Steve and I both have to deal with people who like to criticize safety (Do these people ever build anything?). So that led to us staging a little "oops" in the video. Basically, to pass the dice back Steve, I make the router kick the work piece out of my hands, and it bounces through Skype and hits Steve in the head.
The router kickback shot was much harder to get than I thought it would be. I thought it would be easy to get a kickback strong enough to bounce the dice off the ceiling, but making the router kick back was as elusive as trying to get a piece of cloth sucked into the table saw. I finally managed to get a half decent kickback by raising the bit a good 3 mm higher than I had it for the actual cut.
I shot a clip of the dice flying "into" the laptop screen, but Steve edited it to go straight from the kickback to the dice hitting him in the head. The progression is clear as it is, and the immediacy of it works much better. The way Steve reacts to getting hit in the head with it it just brilliant!.

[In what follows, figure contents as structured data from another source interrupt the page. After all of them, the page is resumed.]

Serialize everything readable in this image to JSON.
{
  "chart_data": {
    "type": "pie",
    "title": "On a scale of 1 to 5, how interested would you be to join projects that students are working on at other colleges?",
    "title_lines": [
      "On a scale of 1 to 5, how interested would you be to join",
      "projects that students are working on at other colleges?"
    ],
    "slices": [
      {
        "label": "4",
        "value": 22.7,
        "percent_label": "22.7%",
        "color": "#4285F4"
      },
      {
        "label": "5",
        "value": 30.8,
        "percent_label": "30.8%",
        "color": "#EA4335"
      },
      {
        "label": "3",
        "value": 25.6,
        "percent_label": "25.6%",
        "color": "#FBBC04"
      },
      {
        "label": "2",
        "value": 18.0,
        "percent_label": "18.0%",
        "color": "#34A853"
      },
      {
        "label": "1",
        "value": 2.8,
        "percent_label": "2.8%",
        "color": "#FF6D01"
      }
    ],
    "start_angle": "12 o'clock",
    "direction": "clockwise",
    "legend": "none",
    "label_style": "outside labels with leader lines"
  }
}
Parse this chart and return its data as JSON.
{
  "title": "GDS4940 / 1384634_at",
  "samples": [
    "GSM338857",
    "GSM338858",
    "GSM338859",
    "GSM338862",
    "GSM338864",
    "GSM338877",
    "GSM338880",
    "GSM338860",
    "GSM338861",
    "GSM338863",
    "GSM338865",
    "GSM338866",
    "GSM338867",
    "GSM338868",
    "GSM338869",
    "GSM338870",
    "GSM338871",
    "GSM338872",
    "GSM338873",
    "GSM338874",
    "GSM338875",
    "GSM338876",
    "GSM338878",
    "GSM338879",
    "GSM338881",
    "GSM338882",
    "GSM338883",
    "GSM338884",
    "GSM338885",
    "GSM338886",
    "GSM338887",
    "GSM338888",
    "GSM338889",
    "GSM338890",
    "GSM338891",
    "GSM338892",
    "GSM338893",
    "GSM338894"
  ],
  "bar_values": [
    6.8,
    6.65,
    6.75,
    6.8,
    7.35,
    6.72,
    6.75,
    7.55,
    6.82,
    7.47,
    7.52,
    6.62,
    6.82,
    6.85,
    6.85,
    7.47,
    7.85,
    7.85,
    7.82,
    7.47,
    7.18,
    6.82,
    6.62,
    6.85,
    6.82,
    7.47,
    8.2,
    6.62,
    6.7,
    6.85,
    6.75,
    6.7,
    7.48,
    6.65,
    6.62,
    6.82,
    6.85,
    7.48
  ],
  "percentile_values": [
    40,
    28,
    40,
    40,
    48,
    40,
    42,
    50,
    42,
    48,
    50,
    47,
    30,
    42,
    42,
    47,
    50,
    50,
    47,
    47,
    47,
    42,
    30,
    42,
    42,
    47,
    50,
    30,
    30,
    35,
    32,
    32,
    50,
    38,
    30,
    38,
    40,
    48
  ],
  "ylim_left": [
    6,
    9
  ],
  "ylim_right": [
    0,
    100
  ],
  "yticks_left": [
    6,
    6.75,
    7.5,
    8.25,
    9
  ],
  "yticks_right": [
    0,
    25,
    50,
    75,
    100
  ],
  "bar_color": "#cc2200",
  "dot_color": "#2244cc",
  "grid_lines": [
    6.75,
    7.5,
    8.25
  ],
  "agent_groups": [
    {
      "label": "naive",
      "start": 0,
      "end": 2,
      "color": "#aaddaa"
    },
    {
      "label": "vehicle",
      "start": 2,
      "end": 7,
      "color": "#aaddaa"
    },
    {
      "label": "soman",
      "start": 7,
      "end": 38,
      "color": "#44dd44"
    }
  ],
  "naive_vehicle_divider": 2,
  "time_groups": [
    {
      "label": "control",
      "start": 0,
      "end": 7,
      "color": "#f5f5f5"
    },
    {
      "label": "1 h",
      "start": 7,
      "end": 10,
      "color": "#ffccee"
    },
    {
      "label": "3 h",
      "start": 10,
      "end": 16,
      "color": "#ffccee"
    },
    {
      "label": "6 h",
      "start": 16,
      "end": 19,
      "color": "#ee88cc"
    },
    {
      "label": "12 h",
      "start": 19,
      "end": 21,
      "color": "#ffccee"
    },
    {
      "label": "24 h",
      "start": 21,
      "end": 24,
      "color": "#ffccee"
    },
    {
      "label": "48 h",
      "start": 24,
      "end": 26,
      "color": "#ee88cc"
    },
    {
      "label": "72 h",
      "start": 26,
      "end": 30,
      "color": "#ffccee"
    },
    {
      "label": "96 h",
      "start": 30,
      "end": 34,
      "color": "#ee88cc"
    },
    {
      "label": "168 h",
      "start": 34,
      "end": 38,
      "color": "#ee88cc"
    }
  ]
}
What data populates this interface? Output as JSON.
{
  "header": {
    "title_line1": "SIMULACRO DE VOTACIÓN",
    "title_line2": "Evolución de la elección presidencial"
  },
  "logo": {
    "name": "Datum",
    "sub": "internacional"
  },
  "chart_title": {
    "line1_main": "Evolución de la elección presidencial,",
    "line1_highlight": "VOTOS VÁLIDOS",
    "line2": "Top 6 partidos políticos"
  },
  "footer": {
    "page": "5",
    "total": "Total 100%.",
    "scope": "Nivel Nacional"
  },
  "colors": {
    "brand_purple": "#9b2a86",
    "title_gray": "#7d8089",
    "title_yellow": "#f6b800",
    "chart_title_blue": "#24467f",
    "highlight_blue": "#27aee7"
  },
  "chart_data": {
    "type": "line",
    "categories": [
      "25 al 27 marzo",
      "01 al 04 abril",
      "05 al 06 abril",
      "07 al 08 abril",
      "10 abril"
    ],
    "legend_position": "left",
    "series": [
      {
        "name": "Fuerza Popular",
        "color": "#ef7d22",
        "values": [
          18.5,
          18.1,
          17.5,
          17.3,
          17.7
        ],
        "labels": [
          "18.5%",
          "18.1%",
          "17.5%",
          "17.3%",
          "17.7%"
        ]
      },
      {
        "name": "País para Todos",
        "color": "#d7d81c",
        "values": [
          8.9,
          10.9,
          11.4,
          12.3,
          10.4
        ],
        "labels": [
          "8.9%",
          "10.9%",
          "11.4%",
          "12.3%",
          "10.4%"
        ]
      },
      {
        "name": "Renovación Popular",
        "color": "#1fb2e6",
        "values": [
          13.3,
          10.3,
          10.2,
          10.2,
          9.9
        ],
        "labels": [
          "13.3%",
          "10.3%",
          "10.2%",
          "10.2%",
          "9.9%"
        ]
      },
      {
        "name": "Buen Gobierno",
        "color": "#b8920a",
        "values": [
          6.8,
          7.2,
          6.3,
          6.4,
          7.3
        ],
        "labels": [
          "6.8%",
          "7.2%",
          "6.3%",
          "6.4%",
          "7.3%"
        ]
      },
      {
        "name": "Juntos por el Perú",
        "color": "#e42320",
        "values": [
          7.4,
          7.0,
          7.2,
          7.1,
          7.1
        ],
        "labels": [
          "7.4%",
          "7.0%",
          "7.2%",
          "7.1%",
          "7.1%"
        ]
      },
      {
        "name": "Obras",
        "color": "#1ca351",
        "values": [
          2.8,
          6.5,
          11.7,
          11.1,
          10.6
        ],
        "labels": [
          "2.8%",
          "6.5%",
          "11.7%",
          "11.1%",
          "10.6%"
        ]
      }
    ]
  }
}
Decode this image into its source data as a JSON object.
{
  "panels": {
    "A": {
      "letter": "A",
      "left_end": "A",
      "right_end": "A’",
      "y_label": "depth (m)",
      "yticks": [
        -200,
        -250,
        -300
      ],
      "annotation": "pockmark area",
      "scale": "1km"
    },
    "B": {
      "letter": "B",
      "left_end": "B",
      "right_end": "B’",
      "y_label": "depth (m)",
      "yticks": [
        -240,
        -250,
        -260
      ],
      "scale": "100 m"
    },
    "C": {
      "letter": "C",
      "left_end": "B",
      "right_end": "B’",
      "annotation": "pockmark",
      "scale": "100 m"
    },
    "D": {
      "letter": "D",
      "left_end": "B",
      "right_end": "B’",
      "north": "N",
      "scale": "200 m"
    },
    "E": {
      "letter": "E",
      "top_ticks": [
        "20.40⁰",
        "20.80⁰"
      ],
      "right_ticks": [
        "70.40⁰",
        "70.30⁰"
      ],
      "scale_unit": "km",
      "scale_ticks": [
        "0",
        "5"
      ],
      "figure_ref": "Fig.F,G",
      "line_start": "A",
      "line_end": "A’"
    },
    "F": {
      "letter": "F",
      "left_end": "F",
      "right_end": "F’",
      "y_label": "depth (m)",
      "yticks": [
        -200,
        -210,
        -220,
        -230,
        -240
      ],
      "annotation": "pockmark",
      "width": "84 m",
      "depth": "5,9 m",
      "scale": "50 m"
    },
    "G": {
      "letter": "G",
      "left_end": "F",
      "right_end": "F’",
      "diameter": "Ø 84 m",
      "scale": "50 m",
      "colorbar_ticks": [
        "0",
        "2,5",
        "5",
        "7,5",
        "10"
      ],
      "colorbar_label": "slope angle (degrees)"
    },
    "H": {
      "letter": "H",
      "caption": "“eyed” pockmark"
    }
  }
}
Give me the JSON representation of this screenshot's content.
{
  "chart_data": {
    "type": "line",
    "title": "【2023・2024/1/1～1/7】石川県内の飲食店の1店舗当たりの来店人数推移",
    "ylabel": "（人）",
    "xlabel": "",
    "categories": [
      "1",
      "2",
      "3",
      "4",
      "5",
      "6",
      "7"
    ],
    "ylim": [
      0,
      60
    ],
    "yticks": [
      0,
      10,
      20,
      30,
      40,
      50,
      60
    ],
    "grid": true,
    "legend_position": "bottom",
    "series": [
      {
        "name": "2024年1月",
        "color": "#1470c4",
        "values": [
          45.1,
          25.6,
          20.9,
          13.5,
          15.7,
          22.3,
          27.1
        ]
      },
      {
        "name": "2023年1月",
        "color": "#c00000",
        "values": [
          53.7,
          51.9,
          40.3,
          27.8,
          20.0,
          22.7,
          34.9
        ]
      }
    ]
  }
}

From there, Steve paints the die, then "reaches" through the screen to place it on my laptop computer keyboard. I paint the dots and then pass it back to Steve by rolling it into the screen.
We each produced slightly different versions for our respective YouTube channels, each version beginning and ending in our respective shops. I couldn't think of a cool thing to "do" with the die after having built it. But showing the incomplete video to a friend, he said "I'd like to see you whack that dice against the screen". I thought - hey, I'll pretend the connection was dropped, and that the screen no longer passes. So I throw it against the screen and have it bounce off. But I didn't want to wreck the computer, so I had to fake that shot as well.
I took a piece of plywood, covered it with red vinyl, and put it front of the screen. I then threw the dice at it really hard - so hard that the whole laptop jumps a little. The red on the plywood is for chroma keying. Why red this time? Because that was the most suitable material I had. I masked out the red area and replaced it with a clip of the laptop with a background from Steve's shop on the screen, which then switches to a cracked screen with a hole in the middle. With that on a separate track, I could sync the display changing to the exact point that the dice hits it.
Making that video was a lot of work, but hopefully, it's the sort of thing that will get a lot of hits, maybe even go viral. It will also help my audience find Steve's channel, and vice versa.
It was a good learning experience, and a chance to work with a YouTuber whose work I admire. It's not so much Steve's woodworking prowess that impresses me as his ability to make his videos fun to watch and entertaining. He's a genius at that.
As for making future videos with special effects - I think I'll stick with what is real. Because faking it is so much harder!